BAGHDAD APRIL 8. Three journalists — from Reuters, Al-Jazeera and the Spanish network Telecinco — were killed on Tuesday after coming under fire from U.S. troops in Baghdad. Three others were wounded.

The London-based Reuters news agency said Taras Protsyuk (35), was killed when his room in the Palestine Hotel in central Baghdad was hit by a tank shell.

In Madrid, Telecinco said its cameraman Jose Couso (37), died after undergoing surgery from wounds sustained in the shelling of the hotel. He was the second Spaniard killed in Iraq this week. U.S. commanders said its troops were firing at snipers who were shooting mortars and small arms fire from the hotel, the main base for foreign journalists staying in Baghdad.

Earlier on Tuesday, the Al-Jazeera correspondent, Tareq Ayyoub, a Jordanian, was killed when the Qatar-based satellite television's Baghdad office was hit during fighting between tcoalition and Iraqis.

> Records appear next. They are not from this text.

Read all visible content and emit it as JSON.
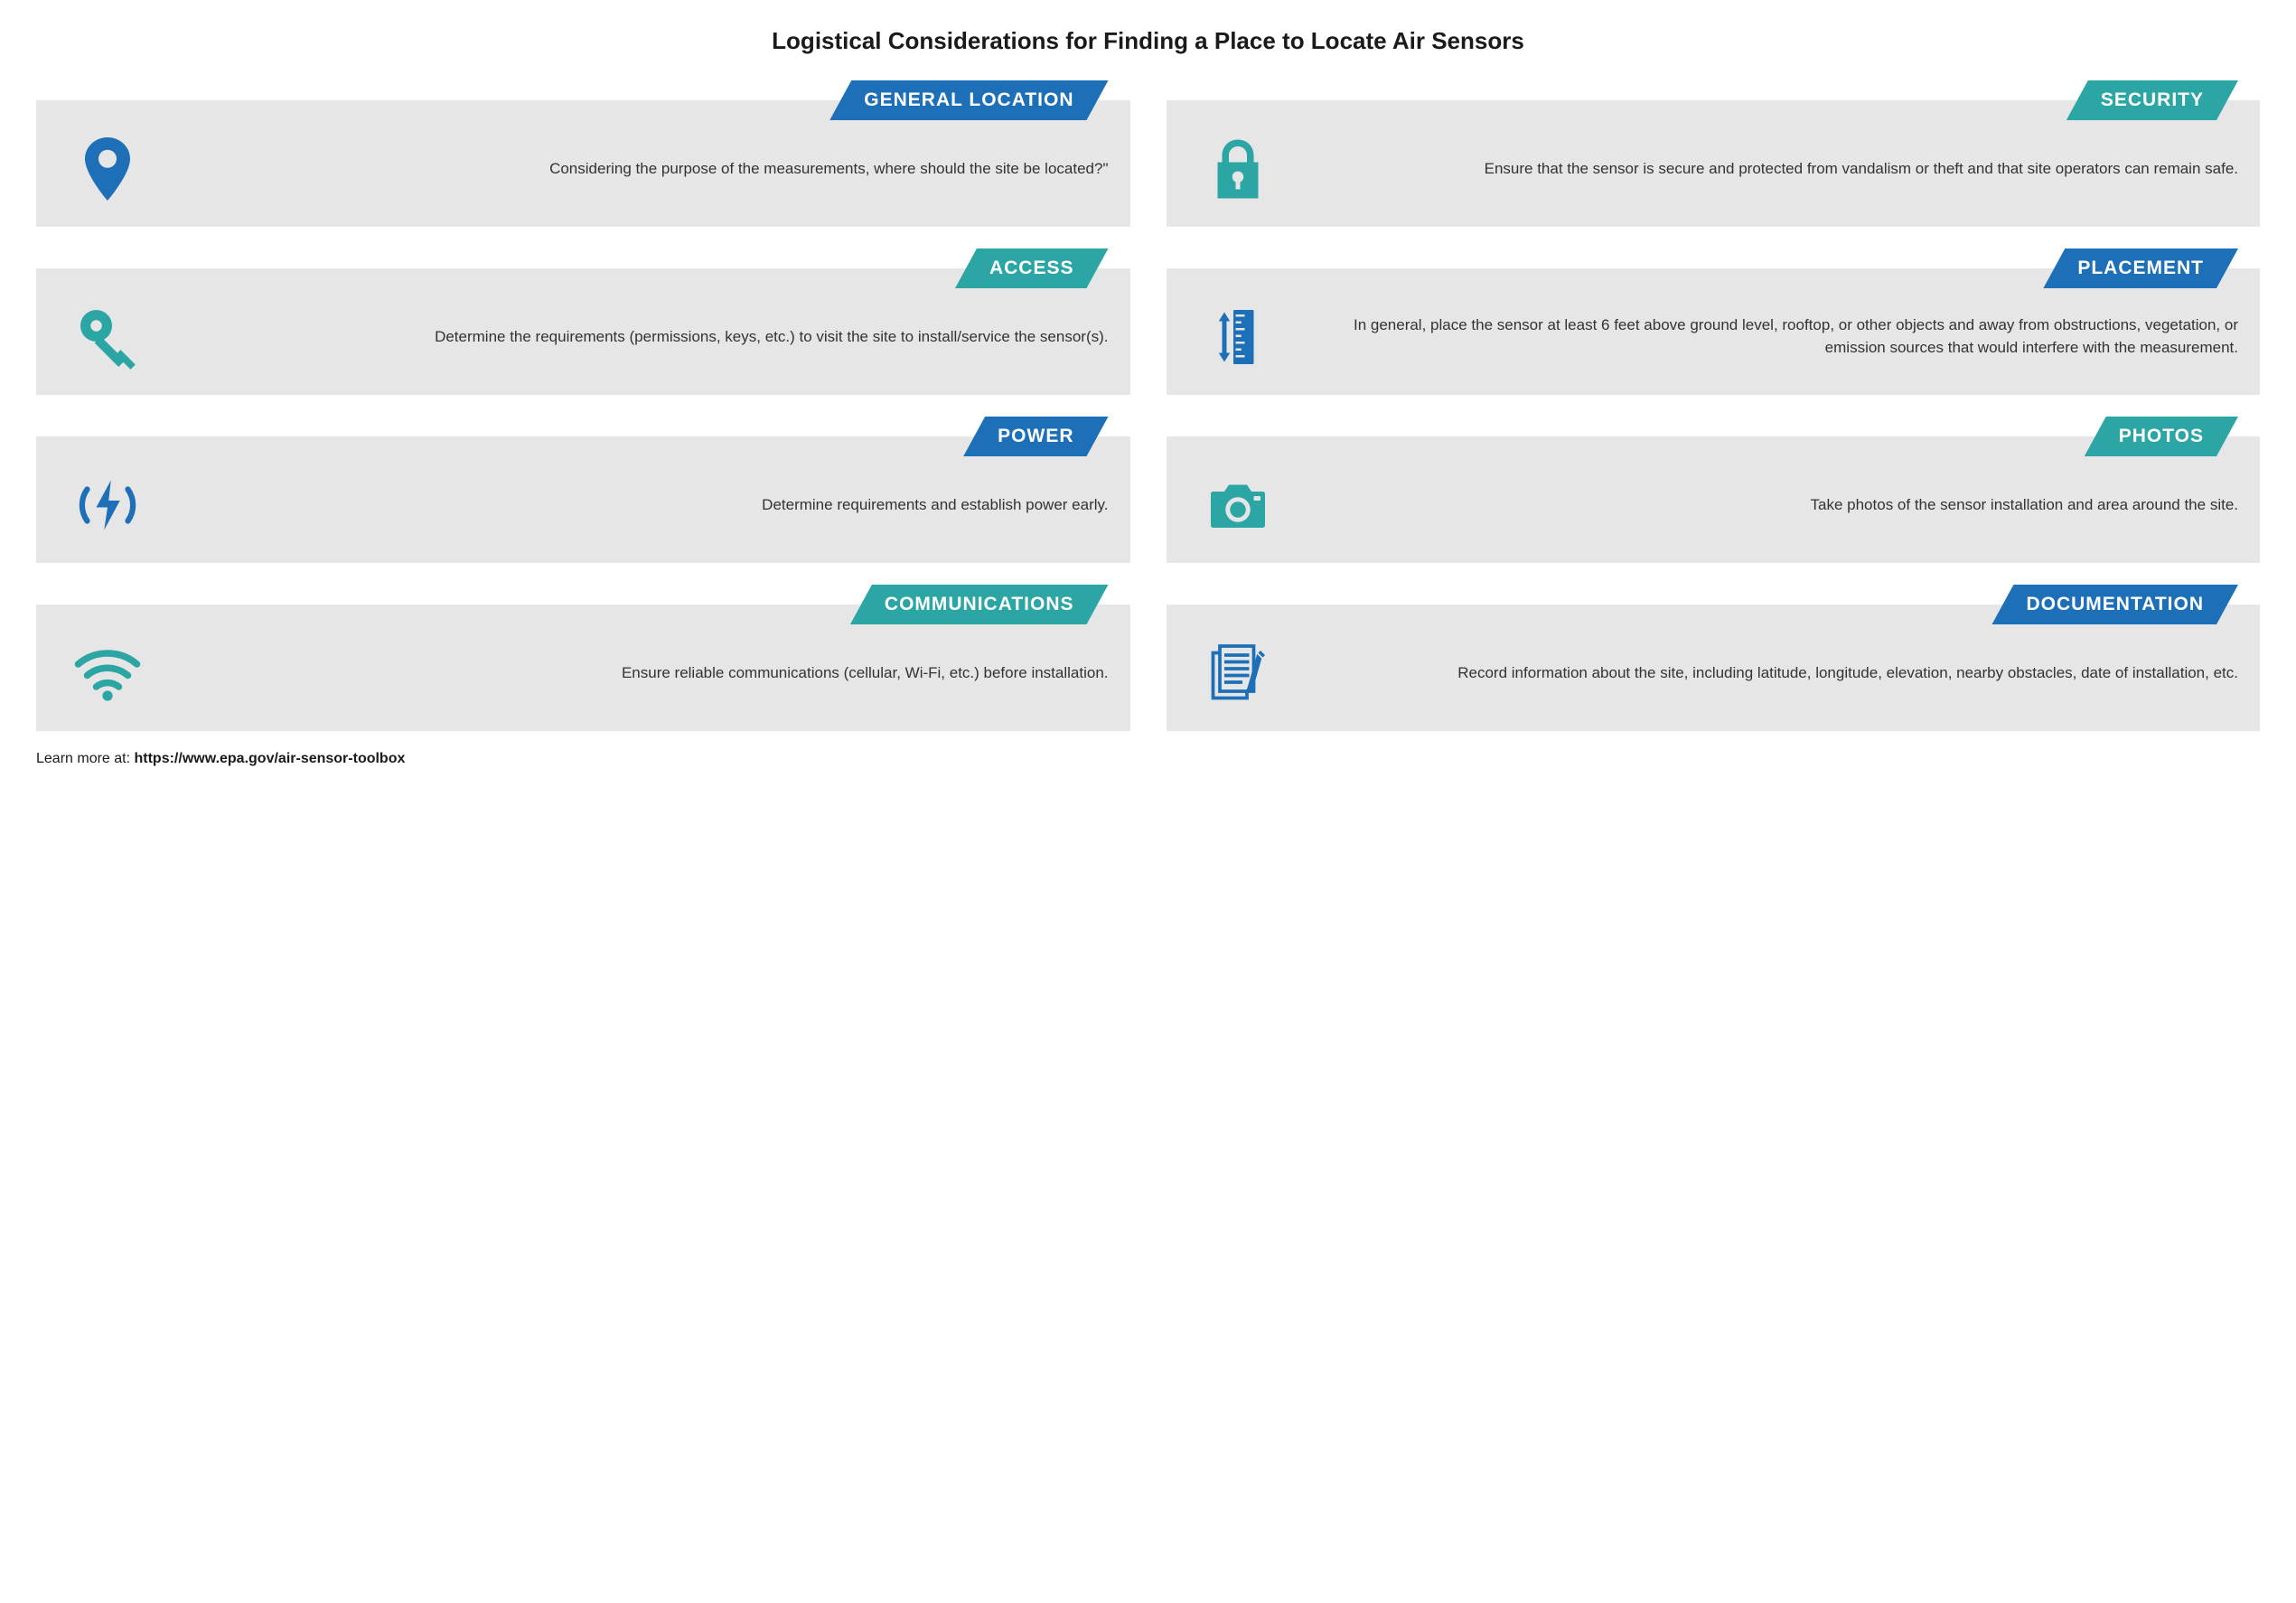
{
  "title": "Logistical Considerations for Finding a Place to Locate Air Sensors",
  "colors": {
    "blue": "#1d70b8",
    "teal": "#2ca6a4",
    "card_bg": "#e6e6e6",
    "text": "#333333",
    "title_text": "#1a1a1a"
  },
  "cards": [
    {
      "id": "general-location",
      "heading": "GENERAL LOCATION",
      "banner_color": "#1d70b8",
      "icon_color": "#1d70b8",
      "icon": "location-pin",
      "body": "Considering the purpose of the measurements, where should the site be located?\""
    },
    {
      "id": "security",
      "heading": "SECURITY",
      "banner_color": "#2ca6a4",
      "icon_color": "#2ca6a4",
      "icon": "lock",
      "body": "Ensure that the sensor is secure and protected from vandalism or theft and that site operators can remain safe."
    },
    {
      "id": "access",
      "heading": "ACCESS",
      "banner_color": "#2ca6a4",
      "icon_color": "#2ca6a4",
      "icon": "key",
      "body": "Determine the requirements (permissions, keys, etc.) to visit the site to install/service the sensor(s)."
    },
    {
      "id": "placement",
      "heading": "PLACEMENT",
      "banner_color": "#1d70b8",
      "icon_color": "#1d70b8",
      "icon": "ruler",
      "body": "In general, place the sensor at least 6 feet above ground level, rooftop, or other objects and away from obstructions, vegetation, or emission sources that would interfere with the measurement."
    },
    {
      "id": "power",
      "heading": "POWER",
      "banner_color": "#1d70b8",
      "icon_color": "#1d70b8",
      "icon": "power-bolt",
      "body": "Determine requirements and establish power early."
    },
    {
      "id": "photos",
      "heading": "PHOTOS",
      "banner_color": "#2ca6a4",
      "icon_color": "#2ca6a4",
      "icon": "camera",
      "body": "Take photos of the sensor installation and area around the site."
    },
    {
      "id": "communications",
      "heading": "COMMUNICATIONS",
      "banner_color": "#2ca6a4",
      "icon_color": "#2ca6a4",
      "icon": "wifi",
      "body": "Ensure reliable communications (cellular, Wi-Fi, etc.) before installation."
    },
    {
      "id": "documentation",
      "heading": "DOCUMENTATION",
      "banner_color": "#1d70b8",
      "icon_color": "#1d70b8",
      "icon": "document",
      "body": "Record information about the site, including latitude, longitude, elevation, nearby obstacles, date of installation, etc."
    }
  ],
  "footer": {
    "prefix": "Learn more at: ",
    "url": "https://www.epa.gov/air-sensor-toolbox"
  }
}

Ten foreign journalists have been killed since the war began in Iraq on March 20. Many foreign journalists covering the war have been staying at the Palestine Hotel, located on the east side of the Tigris across the river from the Information Ministry and other key Government buildings.

Mr. Protsyuk, a Ukrainian national based in Warsaw, was in his hotel room at the time of the shelling, Reuters said.

Samia Nakhoul, the agency's Gulf bureau chief, was wounded in the blast along with the British technician, Paul Pasquale, and an Iraqi photographer, Faleh Kheiber, also Reuters employees. None of the injuries were life-threatening, the news agency said.

``The incident ... raises questions about the judgment of the advancing U.S. troops who have known all along that this hotel is the main base for almost all foreign journalists in Baghdad,'' the Reuters Editor-in-Chief, Geert Linnebank, said.

Mr. Couso died during surgery for wounds in his leg and jaw, his network said.

Al-Jazeera said two missiles destroyed the office where Qatar-based satellite network is based in Baghdad, killing Mr. Ayyoub, a Jordanian, and wounding another cameraman.

The Al-Jazeera office is on the west bank of the Tigris, along a road that links the Information Ministry with the old palace presidential compound. One Al-Jazeera correspondent accused coalition forces of deliberating targeting the agency's offices and those of Abu Dhabi Television. Nabil Khouri, a U.S. State Department spokesman at Camp As Sayliyah in Qatar, said the strike on the Al-Jazeera office was a mistake.